One way to prevent this is to change your rep range (and thus the weight you use to reach that rep range) at least every 6-8 weeks. I suggest you do this by starting the New Year with one of our strength programs that drops the reps down as low as 2-3 per set.
Not only will this prevent the stagnation that you are bound to run into, but it will let you take all your lifts to a heavier weight so that when you do get back to training in the 8-10 rep range you'll be able to go heavier than you did before, which will place greater overload on your muscles and help to take your muscle growth to new levels.
So start 2011 by getting stronger to get bigger.
When leaning out and trying to increase (or at least retain) muscle mass, don't count calories; know your protein needs and carbohydrate limits.
The old dogma of weight loss or gain being solely dependant upon caloric intake versus expenditure is as outdated as last year's calendar. Instead, you need to closely track your daily protein and carbohydrate intake as you work toward specific goals.
First, find a way to consume about six meals per day, evenly divided throughout and consumed at regularly timed intervals each day.
Next, determine your goal body weight (in pounds) and then multiply that weight by 0.8, 1.0 or 1.36 depending upon your activity level (low-moderate, moderate-high, or high-intensity, respectively).
The number you come up with is your total protein (in grams) per day. Divide this number by the number of meals you consume per day. This number represents the amount of protein you should consume per meal.
Next, multiply the protein amount per meal by 0.98 and 1.5.
This is the range of carbohydrates you're allowed to consume per meal, relative to the amount of protein you're consuming.
Stick to the lower number if you're female or trying to seriously cut body fat and minimize muscle loss; lean toward the higher number if you're trying to lean out and increase muscle mass.
Combine the protein and carb quantities (in grams) per meal and multiply by 4.

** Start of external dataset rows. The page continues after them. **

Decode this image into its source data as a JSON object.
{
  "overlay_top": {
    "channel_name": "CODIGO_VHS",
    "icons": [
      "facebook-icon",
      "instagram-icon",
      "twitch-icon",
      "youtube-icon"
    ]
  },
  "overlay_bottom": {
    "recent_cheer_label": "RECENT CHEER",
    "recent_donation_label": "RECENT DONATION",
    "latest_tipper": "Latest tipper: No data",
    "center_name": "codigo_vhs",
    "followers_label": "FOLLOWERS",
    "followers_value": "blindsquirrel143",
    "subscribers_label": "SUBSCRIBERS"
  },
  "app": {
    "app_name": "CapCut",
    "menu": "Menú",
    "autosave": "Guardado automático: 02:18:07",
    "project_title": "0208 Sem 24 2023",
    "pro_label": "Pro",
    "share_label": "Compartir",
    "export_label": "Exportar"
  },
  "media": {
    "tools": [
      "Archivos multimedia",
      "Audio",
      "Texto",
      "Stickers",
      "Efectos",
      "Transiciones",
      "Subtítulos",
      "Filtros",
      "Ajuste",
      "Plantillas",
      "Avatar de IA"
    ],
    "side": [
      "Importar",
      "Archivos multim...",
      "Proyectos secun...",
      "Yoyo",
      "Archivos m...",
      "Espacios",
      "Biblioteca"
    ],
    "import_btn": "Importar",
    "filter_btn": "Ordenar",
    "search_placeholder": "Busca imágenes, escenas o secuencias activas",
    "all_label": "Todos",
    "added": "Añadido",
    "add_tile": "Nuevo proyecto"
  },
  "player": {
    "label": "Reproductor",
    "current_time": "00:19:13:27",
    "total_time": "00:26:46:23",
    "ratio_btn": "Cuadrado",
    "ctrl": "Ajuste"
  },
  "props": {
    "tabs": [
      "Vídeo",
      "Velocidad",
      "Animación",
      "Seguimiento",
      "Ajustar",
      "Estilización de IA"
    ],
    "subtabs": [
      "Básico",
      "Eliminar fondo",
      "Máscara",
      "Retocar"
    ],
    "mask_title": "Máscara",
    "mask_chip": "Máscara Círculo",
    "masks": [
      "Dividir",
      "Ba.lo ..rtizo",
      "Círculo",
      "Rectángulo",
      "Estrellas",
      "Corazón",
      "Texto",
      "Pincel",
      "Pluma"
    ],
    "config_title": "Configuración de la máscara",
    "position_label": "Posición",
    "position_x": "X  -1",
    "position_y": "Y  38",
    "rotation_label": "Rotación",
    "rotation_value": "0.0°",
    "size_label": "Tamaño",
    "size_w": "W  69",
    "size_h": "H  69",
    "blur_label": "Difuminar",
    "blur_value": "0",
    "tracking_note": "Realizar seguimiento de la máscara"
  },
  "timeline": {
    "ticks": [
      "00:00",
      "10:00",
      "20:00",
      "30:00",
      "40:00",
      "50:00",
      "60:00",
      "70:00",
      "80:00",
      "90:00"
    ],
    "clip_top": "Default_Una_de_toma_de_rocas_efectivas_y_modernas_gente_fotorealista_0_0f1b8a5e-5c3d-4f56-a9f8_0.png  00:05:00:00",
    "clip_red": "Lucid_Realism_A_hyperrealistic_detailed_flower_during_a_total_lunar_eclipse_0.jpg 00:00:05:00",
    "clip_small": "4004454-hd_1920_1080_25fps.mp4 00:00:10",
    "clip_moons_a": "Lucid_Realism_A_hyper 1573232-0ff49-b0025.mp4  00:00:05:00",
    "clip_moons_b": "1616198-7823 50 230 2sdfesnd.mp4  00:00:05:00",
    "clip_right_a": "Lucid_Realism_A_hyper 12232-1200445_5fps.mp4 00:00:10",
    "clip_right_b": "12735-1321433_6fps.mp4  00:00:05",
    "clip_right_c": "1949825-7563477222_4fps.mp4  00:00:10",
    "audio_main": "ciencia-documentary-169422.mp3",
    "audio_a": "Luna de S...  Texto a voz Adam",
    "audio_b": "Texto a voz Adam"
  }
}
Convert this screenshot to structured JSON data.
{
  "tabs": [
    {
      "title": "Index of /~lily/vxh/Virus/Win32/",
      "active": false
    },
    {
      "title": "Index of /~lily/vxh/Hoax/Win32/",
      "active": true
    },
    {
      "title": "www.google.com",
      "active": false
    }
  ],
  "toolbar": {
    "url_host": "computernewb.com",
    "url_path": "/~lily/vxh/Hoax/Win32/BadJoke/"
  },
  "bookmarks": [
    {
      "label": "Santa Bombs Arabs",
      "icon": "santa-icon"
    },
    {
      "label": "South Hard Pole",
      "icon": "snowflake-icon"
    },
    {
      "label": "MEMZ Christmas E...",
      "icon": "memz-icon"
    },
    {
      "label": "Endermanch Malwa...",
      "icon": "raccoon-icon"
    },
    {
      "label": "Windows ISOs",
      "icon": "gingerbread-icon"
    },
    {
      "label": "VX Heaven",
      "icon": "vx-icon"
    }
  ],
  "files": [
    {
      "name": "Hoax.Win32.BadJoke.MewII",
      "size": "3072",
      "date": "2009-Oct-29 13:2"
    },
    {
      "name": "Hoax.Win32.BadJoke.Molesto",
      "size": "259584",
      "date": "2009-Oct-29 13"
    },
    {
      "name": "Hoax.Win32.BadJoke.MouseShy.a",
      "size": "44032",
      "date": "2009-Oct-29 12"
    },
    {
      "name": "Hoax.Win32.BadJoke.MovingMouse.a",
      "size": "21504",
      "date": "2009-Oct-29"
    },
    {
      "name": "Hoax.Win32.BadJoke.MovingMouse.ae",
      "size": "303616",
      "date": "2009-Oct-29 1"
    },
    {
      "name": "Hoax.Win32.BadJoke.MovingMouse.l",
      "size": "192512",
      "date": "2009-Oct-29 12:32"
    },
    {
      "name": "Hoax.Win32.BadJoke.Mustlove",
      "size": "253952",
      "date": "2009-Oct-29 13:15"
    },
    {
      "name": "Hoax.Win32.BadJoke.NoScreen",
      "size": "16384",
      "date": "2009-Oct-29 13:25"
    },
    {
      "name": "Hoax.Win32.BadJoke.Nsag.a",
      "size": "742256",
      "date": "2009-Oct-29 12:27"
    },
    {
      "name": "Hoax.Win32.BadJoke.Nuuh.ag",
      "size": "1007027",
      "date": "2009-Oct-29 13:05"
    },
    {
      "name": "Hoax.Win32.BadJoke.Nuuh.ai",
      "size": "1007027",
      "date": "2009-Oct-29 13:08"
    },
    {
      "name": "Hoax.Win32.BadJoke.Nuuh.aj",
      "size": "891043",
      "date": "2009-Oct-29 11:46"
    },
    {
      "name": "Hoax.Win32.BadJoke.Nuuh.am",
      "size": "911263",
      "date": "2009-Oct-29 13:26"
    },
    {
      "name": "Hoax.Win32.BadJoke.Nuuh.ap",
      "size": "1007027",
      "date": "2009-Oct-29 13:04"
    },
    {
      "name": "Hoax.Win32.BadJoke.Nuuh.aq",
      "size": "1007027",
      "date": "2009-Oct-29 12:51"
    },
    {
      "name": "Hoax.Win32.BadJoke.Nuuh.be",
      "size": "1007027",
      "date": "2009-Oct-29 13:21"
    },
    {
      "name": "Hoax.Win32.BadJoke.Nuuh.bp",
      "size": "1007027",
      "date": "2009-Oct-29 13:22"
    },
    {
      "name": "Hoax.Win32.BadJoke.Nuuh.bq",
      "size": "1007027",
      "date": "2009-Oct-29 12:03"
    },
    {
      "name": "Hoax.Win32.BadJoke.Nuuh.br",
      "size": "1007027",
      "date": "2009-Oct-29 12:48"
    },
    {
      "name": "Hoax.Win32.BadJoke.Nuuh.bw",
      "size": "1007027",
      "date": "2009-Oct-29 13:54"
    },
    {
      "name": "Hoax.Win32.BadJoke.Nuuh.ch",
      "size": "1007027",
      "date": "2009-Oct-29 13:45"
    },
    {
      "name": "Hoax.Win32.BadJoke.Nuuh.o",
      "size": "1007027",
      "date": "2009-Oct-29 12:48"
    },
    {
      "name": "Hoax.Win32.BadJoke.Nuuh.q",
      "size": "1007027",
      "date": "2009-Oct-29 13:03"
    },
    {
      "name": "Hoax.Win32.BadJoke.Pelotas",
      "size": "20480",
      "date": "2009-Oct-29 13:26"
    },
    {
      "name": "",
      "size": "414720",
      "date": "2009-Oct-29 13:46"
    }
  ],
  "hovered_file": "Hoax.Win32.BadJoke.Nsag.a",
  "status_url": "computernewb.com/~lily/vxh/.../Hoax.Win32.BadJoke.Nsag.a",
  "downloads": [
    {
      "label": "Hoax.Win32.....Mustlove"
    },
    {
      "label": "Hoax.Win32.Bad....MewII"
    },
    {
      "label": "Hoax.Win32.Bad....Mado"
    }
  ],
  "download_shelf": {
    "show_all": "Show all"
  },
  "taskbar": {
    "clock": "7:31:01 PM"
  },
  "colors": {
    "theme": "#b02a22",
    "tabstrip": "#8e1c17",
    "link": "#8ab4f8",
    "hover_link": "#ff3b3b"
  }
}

Take this number and divide by 0.7.
Then, divide that number by 9.
The value you come up with is the approximate amount of total fat you should consume per meal; the majority of which should come as mono- and poly-unsaturated fats, as well as from medium-chain triglycerides (a form of saturated fat).
It's a bit of math, but we're assuming you're willing to do some calculating to get where you want to go this year.
Start substituting protein and fat calories for some of your starchy carbohydrates.
More and more scientific and anecdotal evidence is making it clear that carbs drive insulin, and insulin drives fat storage. Unless you are a marathoner or triathlete, you only need enough carbs a day to fuel your brain and a relatively short (but hopefully intense) workout.
Cut back on the rice, pasta, and bread and consume more vegetables, fruits, meat, fish, nuts and oils.
It will feel funny at first to load up on salad dressing, nut butters and avocados, but invariably your energy levels will steady out, your hunger pangs will calm down and, since dietary fat promotes the burning of stored fat, you'll start looking more ripped.
As an added bonus, your antioxidant and vitamin intake will sky-rocket with the extra fruits and vegetables and your absorption will improve since many nutrients are fat-soluble.
Try this for a meal: a big green salad (the darker green the better) topped with chicken, chopped vegetables (tomatoes, onions, red peppers, broccoli) olives, avocado, sliced almonds, and dressed with oil and vinegar.
Maybe you haven't been in the gym for quite a while and you don't want to step foot in the gym just yet.
No problem.
For the next four weeks, start off the year by rebuilding yourself through bodyweight-only exercises. From push-ups (incline, decline and standard) to sit-ups and reverse crunches, to jump squats, pull-ups and thrusters.
There are countless ways to begin - or begin again.
Finally make sure to track your progress. In fact, you can track your progress from day 1, then at the end of 30 days look back and see how far you've come.
Beginning tomorrow, do 10 reps of each exercise. That's it.